Une enquête internationale vient alerter l’opinion sur un nombre d’accidents liés à des implants médicaux anormalement élevé. Des chiffres qui seraient encore sous-estimés.
C’est une enquête internationale qui a mobilisé près de 250 journalistes issus de 59 médias différents dans 36 pays, membres du Consortium international des journalistes d’investigation (ICIJ), dont, en France, ceux du Monde, de Radio France et de Premières Lignes (producteur de l’émission “Cash Investigation”). Baptisée “Implant files”, elle dénonce de graves lacunes dans le contrôle des implants médicaux (pacemaker, prothèse de hanche, implant contraceptif, implant mammaire, stent, pompe à insuline…). Un scandale sanitaire qui toucherait, en Europe, également la France, avec des incidents difficiles à quantifier mais de plus en plus nombreux.

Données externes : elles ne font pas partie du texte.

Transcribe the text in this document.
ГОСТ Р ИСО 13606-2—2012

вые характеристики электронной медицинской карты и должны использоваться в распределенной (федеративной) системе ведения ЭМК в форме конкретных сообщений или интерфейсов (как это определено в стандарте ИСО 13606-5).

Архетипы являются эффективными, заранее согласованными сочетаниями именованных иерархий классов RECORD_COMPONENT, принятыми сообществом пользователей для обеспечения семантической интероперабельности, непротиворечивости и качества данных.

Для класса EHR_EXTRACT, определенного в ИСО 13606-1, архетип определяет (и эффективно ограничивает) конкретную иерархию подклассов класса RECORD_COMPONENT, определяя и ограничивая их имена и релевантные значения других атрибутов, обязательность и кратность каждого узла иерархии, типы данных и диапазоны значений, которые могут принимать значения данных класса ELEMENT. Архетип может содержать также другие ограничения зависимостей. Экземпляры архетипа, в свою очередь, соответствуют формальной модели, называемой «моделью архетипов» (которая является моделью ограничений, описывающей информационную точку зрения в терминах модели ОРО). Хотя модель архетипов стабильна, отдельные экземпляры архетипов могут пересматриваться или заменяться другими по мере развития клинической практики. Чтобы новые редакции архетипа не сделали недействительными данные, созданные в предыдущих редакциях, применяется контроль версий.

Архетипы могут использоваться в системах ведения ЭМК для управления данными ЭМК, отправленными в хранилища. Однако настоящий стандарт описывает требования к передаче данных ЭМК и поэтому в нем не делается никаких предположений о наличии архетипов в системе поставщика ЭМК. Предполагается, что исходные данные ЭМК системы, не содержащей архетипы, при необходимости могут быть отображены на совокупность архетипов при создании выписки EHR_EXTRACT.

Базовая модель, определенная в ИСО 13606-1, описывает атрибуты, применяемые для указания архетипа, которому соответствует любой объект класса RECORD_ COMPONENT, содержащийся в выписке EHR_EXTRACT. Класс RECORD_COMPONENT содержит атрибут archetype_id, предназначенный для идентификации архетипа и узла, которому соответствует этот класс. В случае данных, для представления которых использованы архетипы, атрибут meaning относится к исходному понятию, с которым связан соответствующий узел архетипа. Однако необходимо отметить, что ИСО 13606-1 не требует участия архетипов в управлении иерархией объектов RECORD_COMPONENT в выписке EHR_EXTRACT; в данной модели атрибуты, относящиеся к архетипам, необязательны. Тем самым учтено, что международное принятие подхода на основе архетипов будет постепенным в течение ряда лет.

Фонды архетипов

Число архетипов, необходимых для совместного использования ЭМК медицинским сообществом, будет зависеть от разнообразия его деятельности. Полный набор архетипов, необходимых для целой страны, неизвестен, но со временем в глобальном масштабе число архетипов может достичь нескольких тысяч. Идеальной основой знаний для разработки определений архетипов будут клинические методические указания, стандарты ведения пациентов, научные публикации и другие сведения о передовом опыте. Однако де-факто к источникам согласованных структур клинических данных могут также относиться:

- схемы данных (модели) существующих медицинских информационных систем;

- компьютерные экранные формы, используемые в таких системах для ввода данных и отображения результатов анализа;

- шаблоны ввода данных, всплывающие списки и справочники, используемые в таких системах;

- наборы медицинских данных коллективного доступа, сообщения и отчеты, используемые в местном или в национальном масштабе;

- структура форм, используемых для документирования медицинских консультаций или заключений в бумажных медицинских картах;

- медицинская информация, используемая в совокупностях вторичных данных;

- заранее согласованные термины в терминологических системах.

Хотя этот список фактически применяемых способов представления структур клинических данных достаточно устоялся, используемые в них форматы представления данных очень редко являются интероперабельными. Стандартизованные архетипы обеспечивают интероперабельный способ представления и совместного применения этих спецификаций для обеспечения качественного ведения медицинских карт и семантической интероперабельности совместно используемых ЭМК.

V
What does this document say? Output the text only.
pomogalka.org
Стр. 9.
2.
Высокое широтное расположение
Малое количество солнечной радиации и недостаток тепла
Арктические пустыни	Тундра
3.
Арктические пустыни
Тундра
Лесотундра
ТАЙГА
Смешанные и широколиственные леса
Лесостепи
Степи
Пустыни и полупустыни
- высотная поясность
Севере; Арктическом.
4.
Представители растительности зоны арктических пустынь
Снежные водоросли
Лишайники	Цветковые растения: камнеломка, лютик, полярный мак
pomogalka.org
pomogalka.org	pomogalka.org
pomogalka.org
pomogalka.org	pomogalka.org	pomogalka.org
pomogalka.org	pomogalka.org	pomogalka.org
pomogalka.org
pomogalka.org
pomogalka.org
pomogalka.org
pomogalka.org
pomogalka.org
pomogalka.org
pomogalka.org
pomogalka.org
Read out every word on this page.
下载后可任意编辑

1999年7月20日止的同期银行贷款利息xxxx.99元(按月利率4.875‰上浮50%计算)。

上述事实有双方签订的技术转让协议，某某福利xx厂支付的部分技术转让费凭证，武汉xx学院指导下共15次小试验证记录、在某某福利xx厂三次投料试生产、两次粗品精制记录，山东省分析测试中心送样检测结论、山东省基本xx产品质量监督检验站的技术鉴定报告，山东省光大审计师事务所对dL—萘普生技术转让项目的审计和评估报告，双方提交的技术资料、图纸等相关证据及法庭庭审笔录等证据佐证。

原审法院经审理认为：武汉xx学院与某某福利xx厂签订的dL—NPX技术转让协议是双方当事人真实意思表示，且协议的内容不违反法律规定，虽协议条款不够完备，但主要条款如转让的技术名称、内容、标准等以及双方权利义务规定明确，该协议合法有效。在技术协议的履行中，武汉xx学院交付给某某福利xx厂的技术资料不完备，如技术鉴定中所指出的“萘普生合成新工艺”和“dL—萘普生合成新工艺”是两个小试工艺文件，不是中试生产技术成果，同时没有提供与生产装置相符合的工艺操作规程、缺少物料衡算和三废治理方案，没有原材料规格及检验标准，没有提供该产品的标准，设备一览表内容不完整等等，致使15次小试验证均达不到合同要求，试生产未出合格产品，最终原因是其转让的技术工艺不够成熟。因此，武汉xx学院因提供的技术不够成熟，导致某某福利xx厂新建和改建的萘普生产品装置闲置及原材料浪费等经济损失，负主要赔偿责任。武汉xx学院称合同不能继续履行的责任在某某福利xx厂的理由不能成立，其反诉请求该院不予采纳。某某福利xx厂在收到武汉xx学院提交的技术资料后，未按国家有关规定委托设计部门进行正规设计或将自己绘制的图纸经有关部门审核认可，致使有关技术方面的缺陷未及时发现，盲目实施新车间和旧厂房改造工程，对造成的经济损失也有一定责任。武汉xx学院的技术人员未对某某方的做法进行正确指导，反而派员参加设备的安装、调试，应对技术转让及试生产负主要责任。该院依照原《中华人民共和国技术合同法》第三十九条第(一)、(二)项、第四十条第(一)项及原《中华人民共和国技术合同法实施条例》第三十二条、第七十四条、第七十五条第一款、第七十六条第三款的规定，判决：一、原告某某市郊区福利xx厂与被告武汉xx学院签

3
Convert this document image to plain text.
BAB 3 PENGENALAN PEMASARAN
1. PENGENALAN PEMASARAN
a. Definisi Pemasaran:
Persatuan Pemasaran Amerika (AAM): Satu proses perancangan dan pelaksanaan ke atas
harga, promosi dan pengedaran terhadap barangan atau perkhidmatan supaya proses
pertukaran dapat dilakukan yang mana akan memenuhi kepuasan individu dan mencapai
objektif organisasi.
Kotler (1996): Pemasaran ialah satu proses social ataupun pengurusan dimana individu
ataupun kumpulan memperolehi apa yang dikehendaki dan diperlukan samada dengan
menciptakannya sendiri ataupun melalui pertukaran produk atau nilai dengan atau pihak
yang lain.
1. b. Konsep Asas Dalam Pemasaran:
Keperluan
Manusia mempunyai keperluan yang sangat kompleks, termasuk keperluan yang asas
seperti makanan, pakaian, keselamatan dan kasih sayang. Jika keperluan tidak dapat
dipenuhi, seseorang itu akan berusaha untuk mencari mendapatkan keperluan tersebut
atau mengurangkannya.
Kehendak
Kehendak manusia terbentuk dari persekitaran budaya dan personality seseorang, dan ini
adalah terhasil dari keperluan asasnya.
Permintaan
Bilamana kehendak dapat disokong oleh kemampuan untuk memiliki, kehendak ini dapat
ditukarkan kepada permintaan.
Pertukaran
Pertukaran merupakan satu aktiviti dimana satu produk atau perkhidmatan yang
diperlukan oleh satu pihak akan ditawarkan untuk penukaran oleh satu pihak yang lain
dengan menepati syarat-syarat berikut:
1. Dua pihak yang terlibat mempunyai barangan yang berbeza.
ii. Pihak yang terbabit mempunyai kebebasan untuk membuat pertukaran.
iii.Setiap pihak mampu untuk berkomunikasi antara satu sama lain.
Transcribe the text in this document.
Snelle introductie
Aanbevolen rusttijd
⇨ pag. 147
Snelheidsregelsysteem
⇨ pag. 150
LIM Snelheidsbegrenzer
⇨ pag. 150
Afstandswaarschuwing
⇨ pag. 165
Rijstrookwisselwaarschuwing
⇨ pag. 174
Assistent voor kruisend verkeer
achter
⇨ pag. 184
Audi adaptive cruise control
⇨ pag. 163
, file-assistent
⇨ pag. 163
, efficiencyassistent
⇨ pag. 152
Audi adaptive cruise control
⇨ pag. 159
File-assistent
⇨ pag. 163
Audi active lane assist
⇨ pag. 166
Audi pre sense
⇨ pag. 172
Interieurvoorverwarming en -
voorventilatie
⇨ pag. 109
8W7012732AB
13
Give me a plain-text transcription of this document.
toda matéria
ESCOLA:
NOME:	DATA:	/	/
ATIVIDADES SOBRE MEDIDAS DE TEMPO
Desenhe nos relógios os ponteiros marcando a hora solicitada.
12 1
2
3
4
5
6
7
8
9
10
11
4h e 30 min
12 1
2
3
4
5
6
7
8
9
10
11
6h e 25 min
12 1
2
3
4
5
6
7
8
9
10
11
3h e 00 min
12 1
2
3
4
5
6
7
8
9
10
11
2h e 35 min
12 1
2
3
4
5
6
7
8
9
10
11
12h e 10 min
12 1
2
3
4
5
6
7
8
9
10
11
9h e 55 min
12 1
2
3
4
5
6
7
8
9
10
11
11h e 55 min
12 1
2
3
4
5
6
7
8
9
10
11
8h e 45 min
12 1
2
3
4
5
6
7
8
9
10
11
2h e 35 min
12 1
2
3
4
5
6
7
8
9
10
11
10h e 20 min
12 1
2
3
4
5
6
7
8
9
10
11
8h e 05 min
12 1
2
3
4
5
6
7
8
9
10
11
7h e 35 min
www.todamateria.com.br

Un nombre d’incidents multiplié par 5 aux États-Unis et par 2 en France
Au terme de leurs recherches, ils affirment le nombre d’incidents liés aux “dispositifs médicaux” (pompes à insuline, pacemakers, prothèses mammaires, de hanche, d’épaule ou de genou) augmente partout dans le monde. Aux États-Unis, qui disposent d’une base de données recensant plus de 5,4 millions d’incidents (dont 3,6 millions de défaillances effectives d’un implant), ces derniers auraient causé 82.000 morts et 1,7 million de blessés. En 10 ans, et auraient été multipliés par cinq, selon les estimations de l’ICIJ.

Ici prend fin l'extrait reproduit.